Norway’s competition watchdog could block TeliaSonera’s proposed acquisition of Tele2 Norway, Reuters reports, with concerns that the deal could lead to higher prices and lower quality of services (QoS) by leaving just two well-established mobile network operators in the market. Commenting on the matter, the Norwegian Competition Authority (NCA) noted: ‘TeliaSonera has proposed measures to the Competition Authority to remedy competition concerns … We have considered these measures and concluded that they are not sufficient’; neither TeliaSonera nor Tele2 have confirmed what remedies had been pledged to facilitate the deal. However, while the NCA’s initial examination of the planned purchase is less than favourable, it does not represent a final decision, and interested parties have until 22 December 2014 to submit comments to the watchdog ahead of a final ruling due by 15 January 2015.
Both TeliaSonera and Tele2 have, meanwhile, confirmed they plan to evaluate the situation and continue a dialogue with the authority, though Tele2 Group chief executive Mats Granryd was cited as saying his company was ‘concerned’ about the notice from the NCA, stating: ‘This will potentially jeopardise the creation of a dynamic mobile market in Norway with two strong competitors to the incumbent.’

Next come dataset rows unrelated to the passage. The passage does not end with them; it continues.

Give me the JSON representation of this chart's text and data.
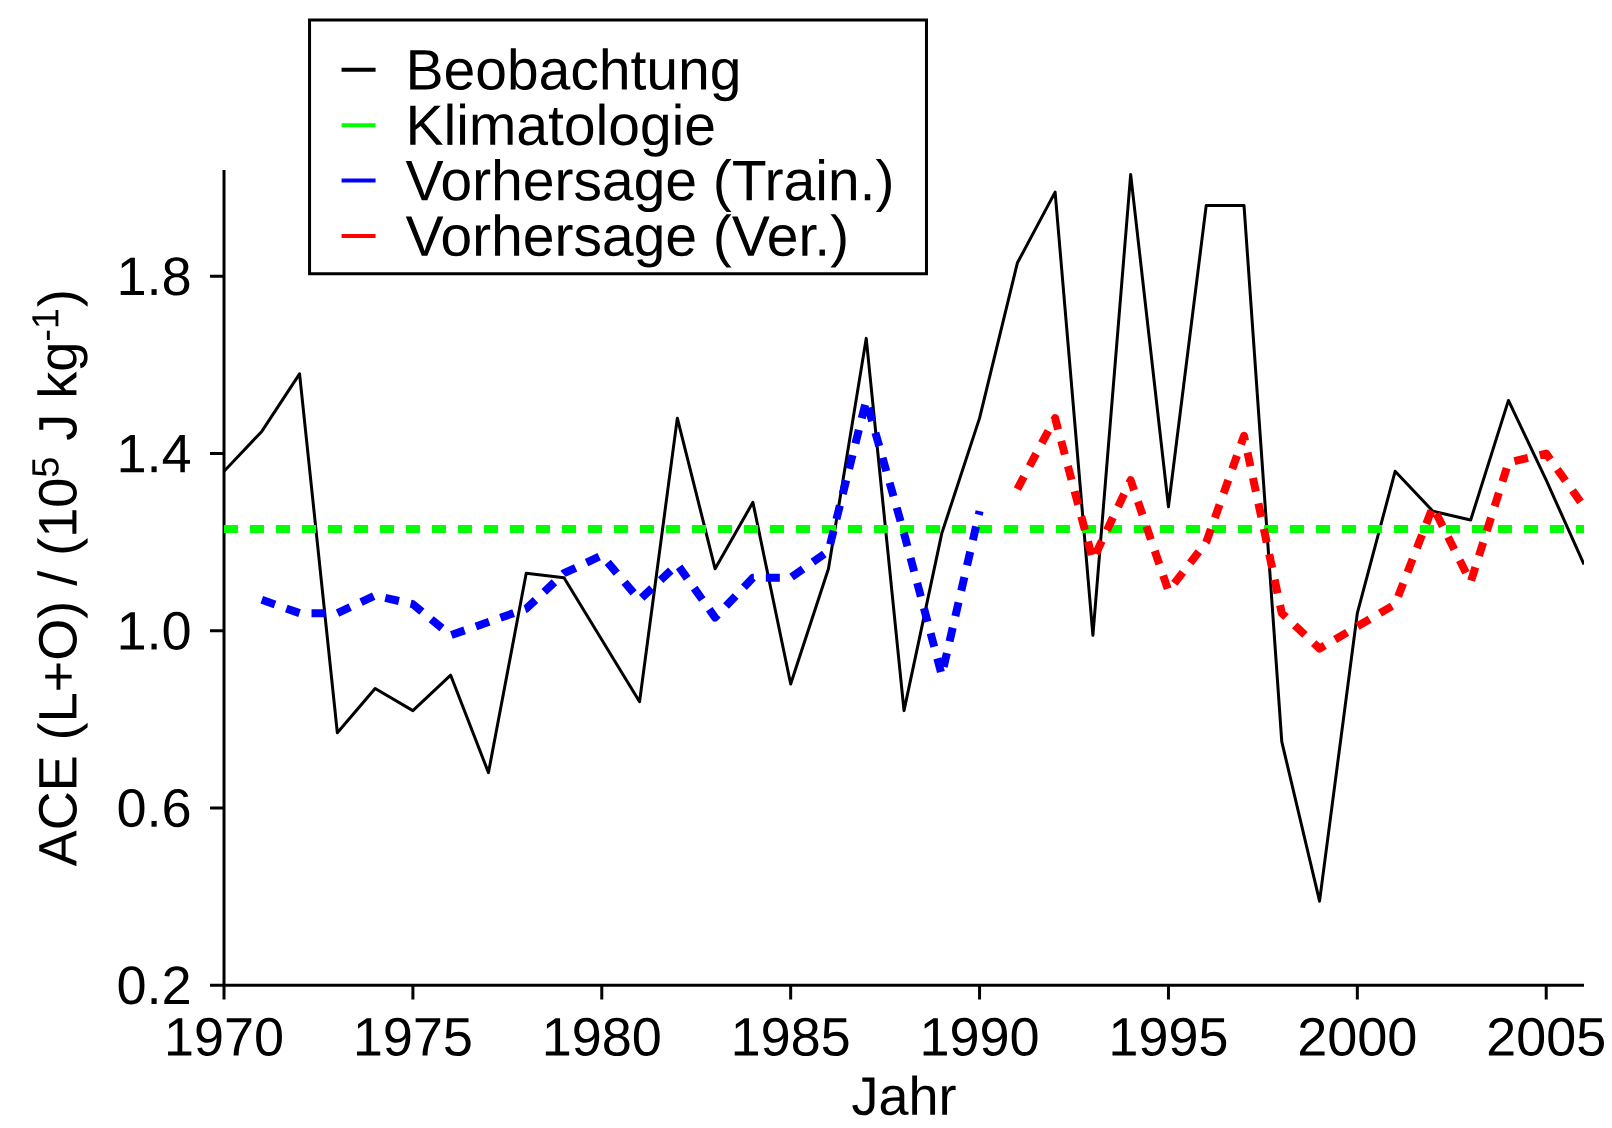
{
  "chart_data": {
    "type": "line",
    "xlabel": "Jahr",
    "ylabel": "ACE (L+O) / (10$^{5}$ J kg$^{-1}$)",
    "xlim": [
      1970,
      2006
    ],
    "xticks": [
      1970,
      1975,
      1980,
      1985,
      1990,
      1995,
      2000,
      2005
    ],
    "ylim": [
      0.2,
      2.04
    ],
    "yticks": [
      0.2,
      0.6,
      {
        "value": 1,
        "label": "1.0"
      },
      1.4,
      1.8
    ],
    "legend": "top left",
    "series": [
      {
        "name": "Beobachtung",
        "color": "#000000",
        "line_style": "solid",
        "x": [
          1970,
          1971,
          1972,
          1973,
          1974,
          1975,
          1976,
          1977,
          1978,
          1979,
          1980,
          1981,
          1982,
          1983,
          1984,
          1985,
          1986,
          1987,
          1988,
          1989,
          1990,
          1991,
          1992,
          1993,
          1994,
          1995,
          1996,
          1997,
          1998,
          1999,
          2000,
          2001,
          2002,
          2003,
          2004,
          2005,
          2006
        ],
        "values": [
          1.36,
          1.45,
          1.58,
          0.77,
          0.87,
          0.82,
          0.9,
          0.68,
          1.13,
          1.12,
          0.98,
          0.84,
          1.48,
          1.14,
          1.29,
          0.88,
          1.14,
          1.66,
          0.82,
          1.22,
          1.48,
          1.83,
          1.99,
          0.99,
          2.03,
          1.28,
          1.96,
          1.96,
          0.75,
          0.39,
          1.04,
          1.36,
          1.27,
          1.25,
          1.52,
          1.34,
          1.15
        ]
      },
      {
        "name": "Klimatologie",
        "color": "#00ff00",
        "line_style": "dashed",
        "x": [
          1970,
          2006
        ],
        "values": [
          1.23,
          1.23
        ]
      },
      {
        "name": "Vorhersage (Train.)",
        "color": "#0000ff",
        "line_style": "dashed",
        "x": [
          1971,
          1972,
          1973,
          1974,
          1975,
          1976,
          1977,
          1978,
          1979,
          1980,
          1981,
          1982,
          1983,
          1984,
          1985,
          1986,
          1987,
          1988,
          1989,
          1990
        ],
        "values": [
          1.07,
          1.04,
          1.04,
          1.08,
          1.06,
          0.99,
          1.02,
          1.05,
          1.13,
          1.17,
          1.07,
          1.15,
          1.03,
          1.12,
          1.12,
          1.18,
          1.52,
          1.22,
          0.9,
          1.27
        ]
      },
      {
        "name": "Vorhersage (Ver.)",
        "color": "#ff0000",
        "line_style": "dashed",
        "x": [
          1991,
          1992,
          1993,
          1994,
          1995,
          1996,
          1997,
          1998,
          1999,
          2000,
          2001,
          2002,
          2003,
          2004,
          2005,
          2006
        ],
        "values": [
          1.32,
          1.48,
          1.16,
          1.34,
          1.09,
          1.2,
          1.44,
          1.04,
          0.96,
          1.01,
          1.06,
          1.28,
          1.11,
          1.38,
          1.4,
          1.28
        ]
      }
    ]
  }
}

As previously reported by CommsUpdate, in July 2014 Swedish telecoms group Tele2 revealed that it had agreed to sell its Norwegian unit to rival TeliaSonera for an enterprise value of SEK5.1 billion (USD728 million), equivalent to a cash value of SEK5.3 billion. In announcing the development, Tele2 claimed that the divestment ‘delivers an attractive value for [it] and will generate a capital gain of approximately SEK2 billion upon expected closing’, with Mr Granryd adding: ‘The competitive constraints we faced without resources on the multiband frequency required us to evaluate different options for our Norwegian businesses. Whilst we have not been able to complete our originally desired strategy, the proposed deal is good for our customers, shareholders and for Tele2 as a whole.’